IRS-1 and TK at the optimum dose (10 μg/mL) in HepG2 cells. The present study also demonstrated that OLE upregulated the expression transport proteins GLUT-2 and GLUT-4 at optimum dose. However, the expression levels of these proteins decreased under and above this optimal dose. To the best of our knowledge, this is the first in vitro study to show that OLE increases insulin expression pathways with direct effect insulin signaling pathways. In addition, the present findings have shown that it is important to determine the dose at which insulin signal receptors and transfer proteins are expressed at the maximum levels.
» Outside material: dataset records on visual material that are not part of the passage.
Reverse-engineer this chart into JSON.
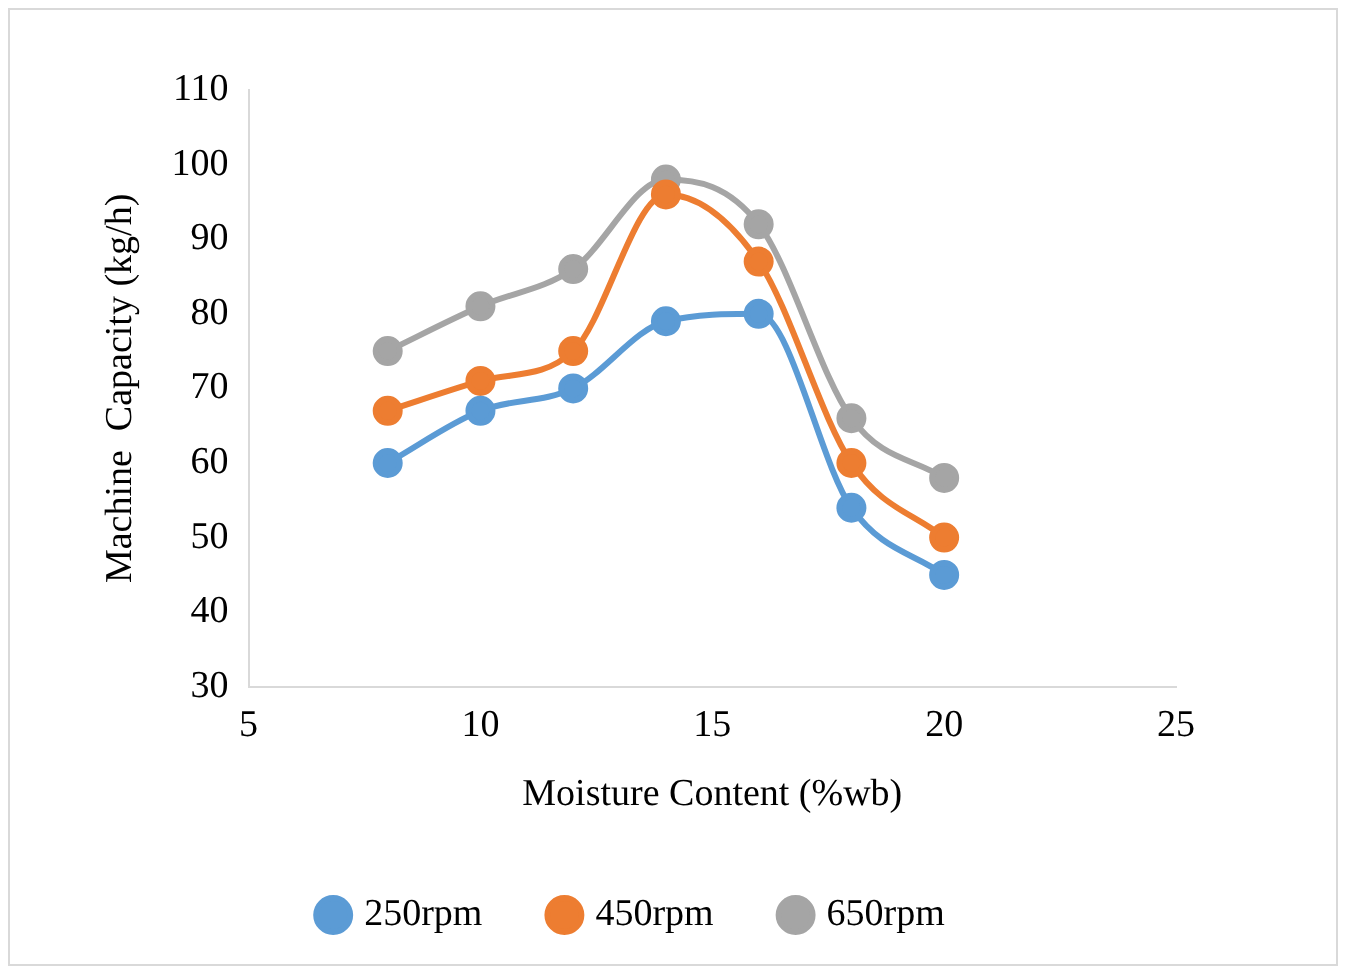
{
  "chart_data": {
    "type": "line",
    "xlabel": "Moisture Content (%wb)",
    "ylabel": "Machine  Capacity (kg/h)",
    "x": [
      8,
      10,
      12,
      14,
      16,
      18,
      20
    ],
    "series": [
      {
        "name": "250rpm",
        "color": "#5b9bd5",
        "values": [
          60,
          67,
          70,
          79,
          80,
          54,
          45
        ]
      },
      {
        "name": "450rpm",
        "color": "#ed7d31",
        "values": [
          67,
          71,
          75,
          96,
          87,
          60,
          50
        ]
      },
      {
        "name": "650rpm",
        "color": "#a5a5a5",
        "values": [
          75,
          81,
          86,
          98,
          92,
          66,
          58
        ]
      }
    ],
    "xlim": [
      5,
      25
    ],
    "xticks": [
      5,
      10,
      15,
      20,
      25
    ],
    "ylim": [
      30,
      110
    ],
    "yticks": [
      30,
      40,
      50,
      60,
      70,
      80,
      90,
      100,
      110
    ],
    "grid": false,
    "legend": "bottom",
    "marker": "circle",
    "line_style": "solid"
  }
}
In fact, OLE is known for its antioxidant, antihypertensive, anti-atherogenic, anti-inflammatory, anticancer, hypoglycemic, and hypocholesterolemia properties [31] [32]. OLE is also known for its anti-genotoxic properties. The protective effects of OLE by decreasing the level of oxidative stress-induced DNA damage in peripheral blood cells have been previously demonstrated [33] [34]. In fact, OLE has been recently accepted as a safe product in the category of food additives, approved by the European Food Safety Authority (EFSA) [35]. However, OLE has recently been shown to have cytotoxic, genotoxic, and apoptotic action in an in vitro cell culture medium, depending on dose and time [36] [37] [38]. Therefore, we researched genotoxic, apoptotic, cytotoxic, and ROS generating effects of different concentrations of OLE on HepG2 cells. In our study, we demonstrated that OLE proliferates to 120% at a concentration of 10 μg/mL, then it has an anti-proliferative effect in a dose-dependent manner. ROS production also decreased significantly at concentrations of 10 μg/mL and increased with dose increase.
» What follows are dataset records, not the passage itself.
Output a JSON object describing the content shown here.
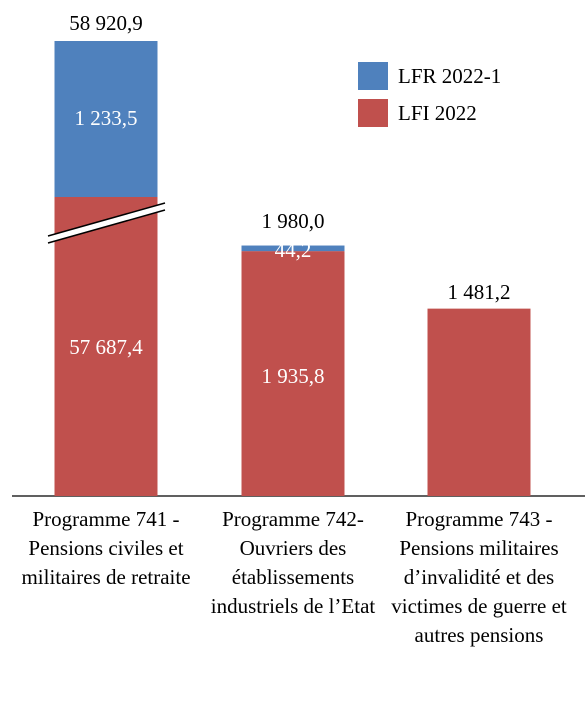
{
  "chart_data": {
    "type": "bar",
    "stacked": true,
    "broken_axis_on_first_bar": true,
    "categories": [
      "Programme 741 - Pensions civiles et militaires de retraite",
      "Programme 742- Ouvriers des établissements industriels de l’Etat",
      "Programme 743 - Pensions militaires d’invalidité et des victimes de guerre et autres pensions"
    ],
    "series": [
      {
        "name": "LFI 2022",
        "color": "#C0504D",
        "values": [
          57687.4,
          1935.8,
          1481.2
        ],
        "labels": [
          "57 687,4",
          "1 935,8",
          ""
        ]
      },
      {
        "name": "LFR 2022-1",
        "color": "#4F81BD",
        "values": [
          1233.5,
          44.2,
          0
        ],
        "labels": [
          "1 233,5",
          "44,2",
          ""
        ]
      }
    ],
    "totals": [
      58920.9,
      1980.0,
      1481.2
    ],
    "total_labels": [
      "58 920,9",
      "1 980,0",
      "1 481,2"
    ],
    "legend": {
      "placement": "top-right",
      "entries": [
        "LFR 2022-1",
        "LFI 2022"
      ]
    },
    "xlabel": "",
    "ylabel": "",
    "grid": false
  }
}
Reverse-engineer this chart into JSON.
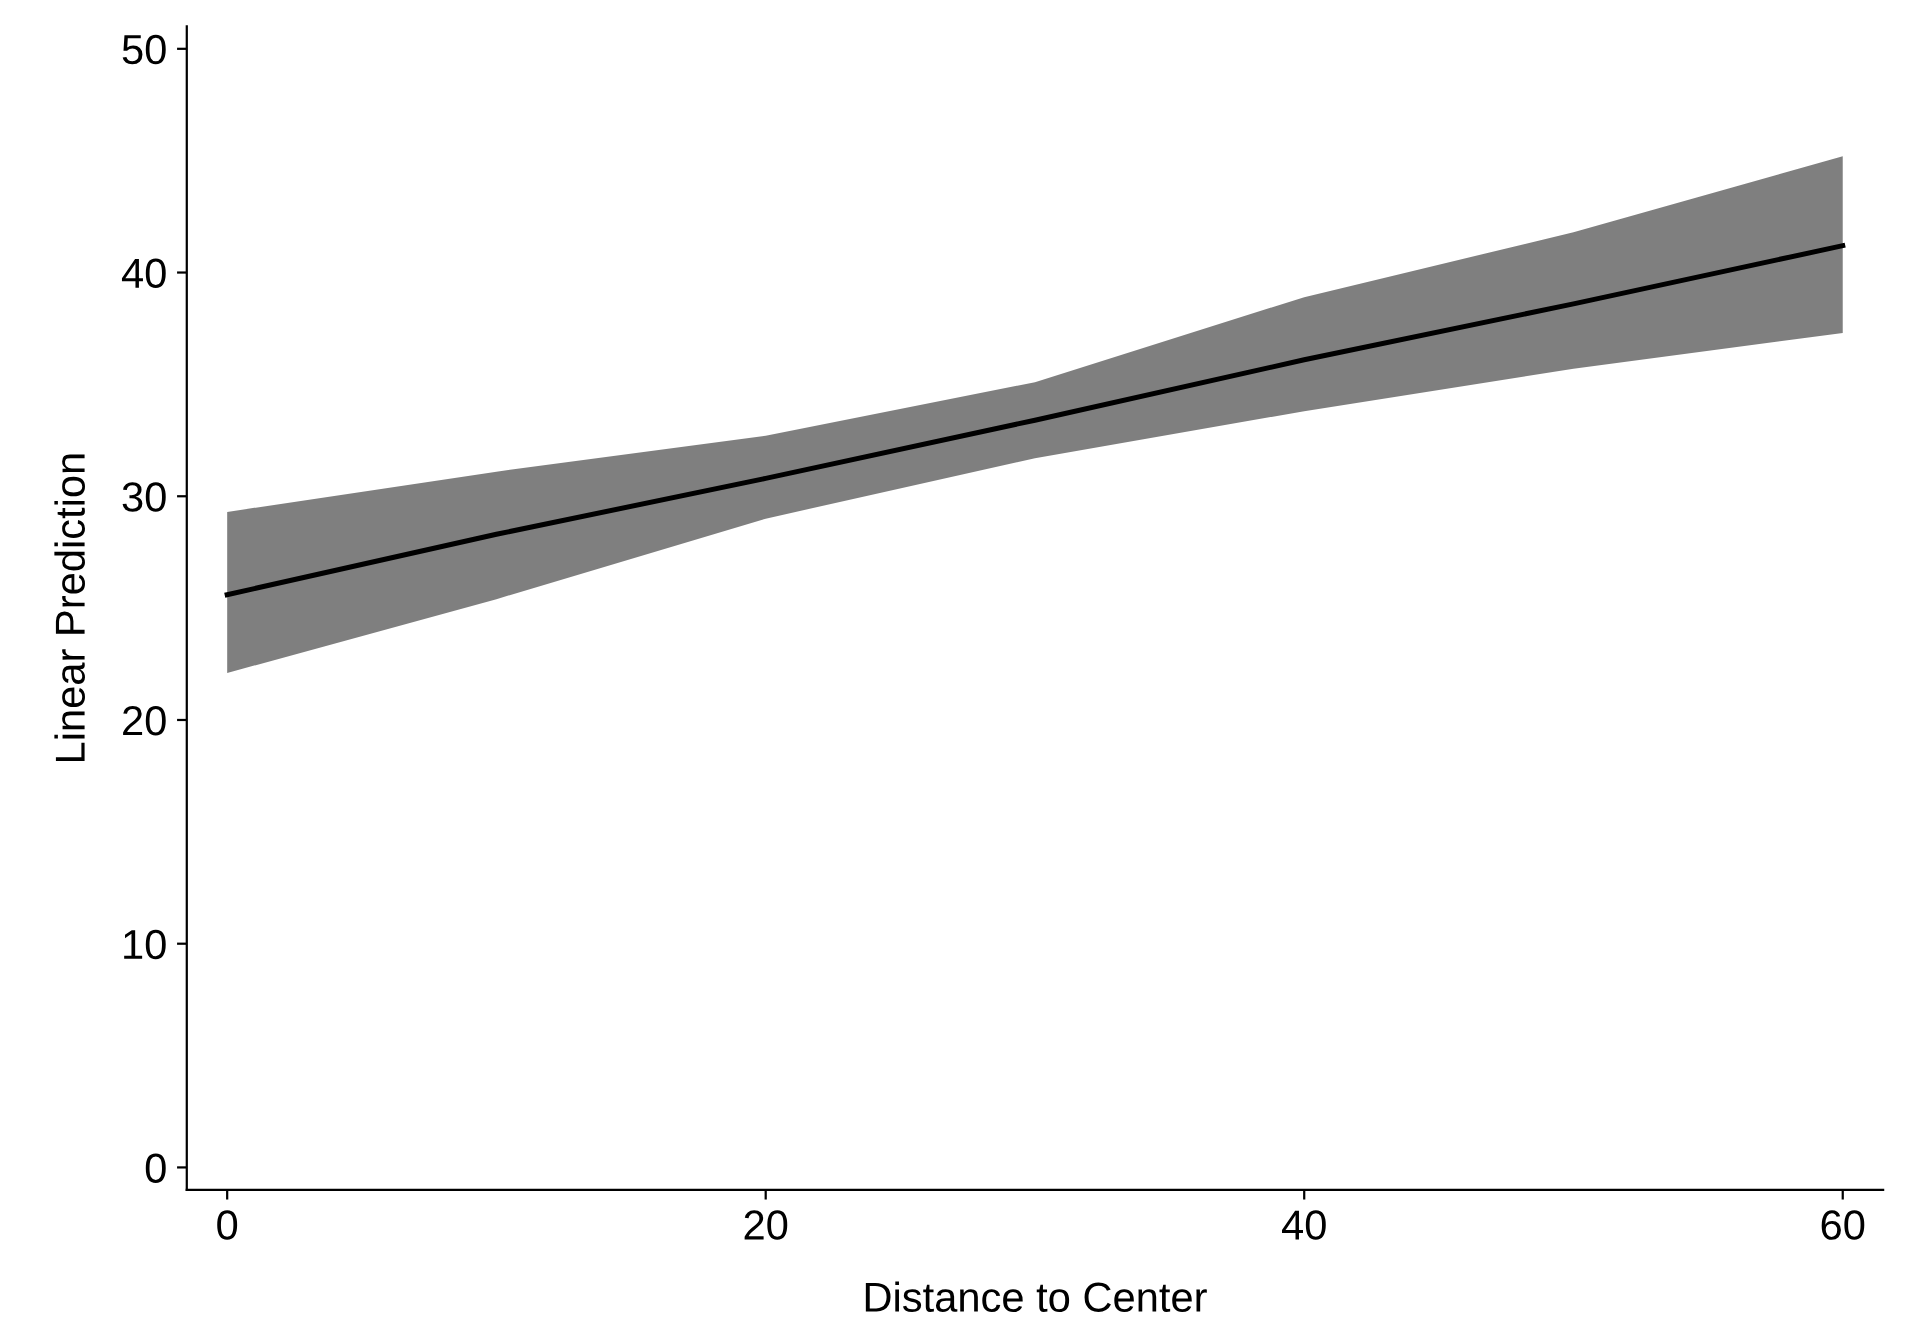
{
  "chart_data": {
    "type": "line",
    "xlabel": "Distance to Center",
    "ylabel": "Linear Prediction",
    "series": [
      {
        "color": "#000000",
        "x": [
          0,
          10,
          20,
          30,
          40,
          50,
          60
        ],
        "values": [
          25.6,
          28.3,
          30.8,
          33.4,
          36.1,
          38.6,
          41.2
        ],
        "lower": [
          22.1,
          25.4,
          29.0,
          31.7,
          33.8,
          35.7,
          37.3
        ],
        "upper": [
          29.3,
          31.1,
          32.7,
          35.1,
          38.9,
          41.8,
          45.2
        ]
      }
    ],
    "xlim": [
      -1.5,
      61.5
    ],
    "ylim": [
      -1,
      51
    ],
    "xticks": [
      0,
      20,
      40,
      60
    ],
    "yticks": [
      0,
      10,
      20,
      30,
      40,
      50
    ],
    "grid": false,
    "legend": false
  }
}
Similarly, we observed that DNA damage and apoptosis increased significantly at doses above 80 μg/mL. These results showed that OLE has a proliferative effect with its antioxidant activity at low doses, whereas it has anti-proliferative, genotoxic, and apoptotic effect with its pro-oxidant activity at higher doses. It has previously been found that high concentrations of phenolic compounds found in olive products show genotoxic and pro-oxidant effects [39]. It was demonstrated that their pro-oxidant or antioxidant activity depends on the concentration and duration of exposure [40]. Cabarkapa et al. [38] claimed that olive leaves increased DNA damage and this damage was due to pro-oxidant rather than antioxidant effect. Vizza et al. [41] also demonstrated that in HeLa cells OLE exerts pro-apoptotic effects. Studies have shown that OLE contains much more antioxidant activity composition than the fruit, and oleuropein, flavonoids such polyphenols are the main active ingredients in olive leaf [42]. Normally, antioxidants inhibit oxidative damage as a consequence of their ability to inhibit ROS but exhibit pro-oxidant activity at high doses in the presence of transition metals such as iron (III) and copper (II) [43]. According to our knowledge, this study is the first in vitro study showing both antioxidant and pro-oxidant effects of OLE, and the results of previous studies support our findings.
5. Conclusion
Olive leaf extract may have the potential to treat T2DM as it increases expression levels of IRS-1, TK and glucose transport proteins. However, it is very important to determine the optimum and safe dose of OLE to obtain the best results. Therefore, experimental animal and clinical researches are required to find the most effective and non-toxic therapeutic concentrations.
Limitation
Our limitation for this study: the effects of high and basal glucose conditions on IRS-1, TK and GLUT protein expressions were not investigated.
Funding
This work was funded by the Bezmialem Vakif University Scientific Research Projects Unit (No: 6.2016/57).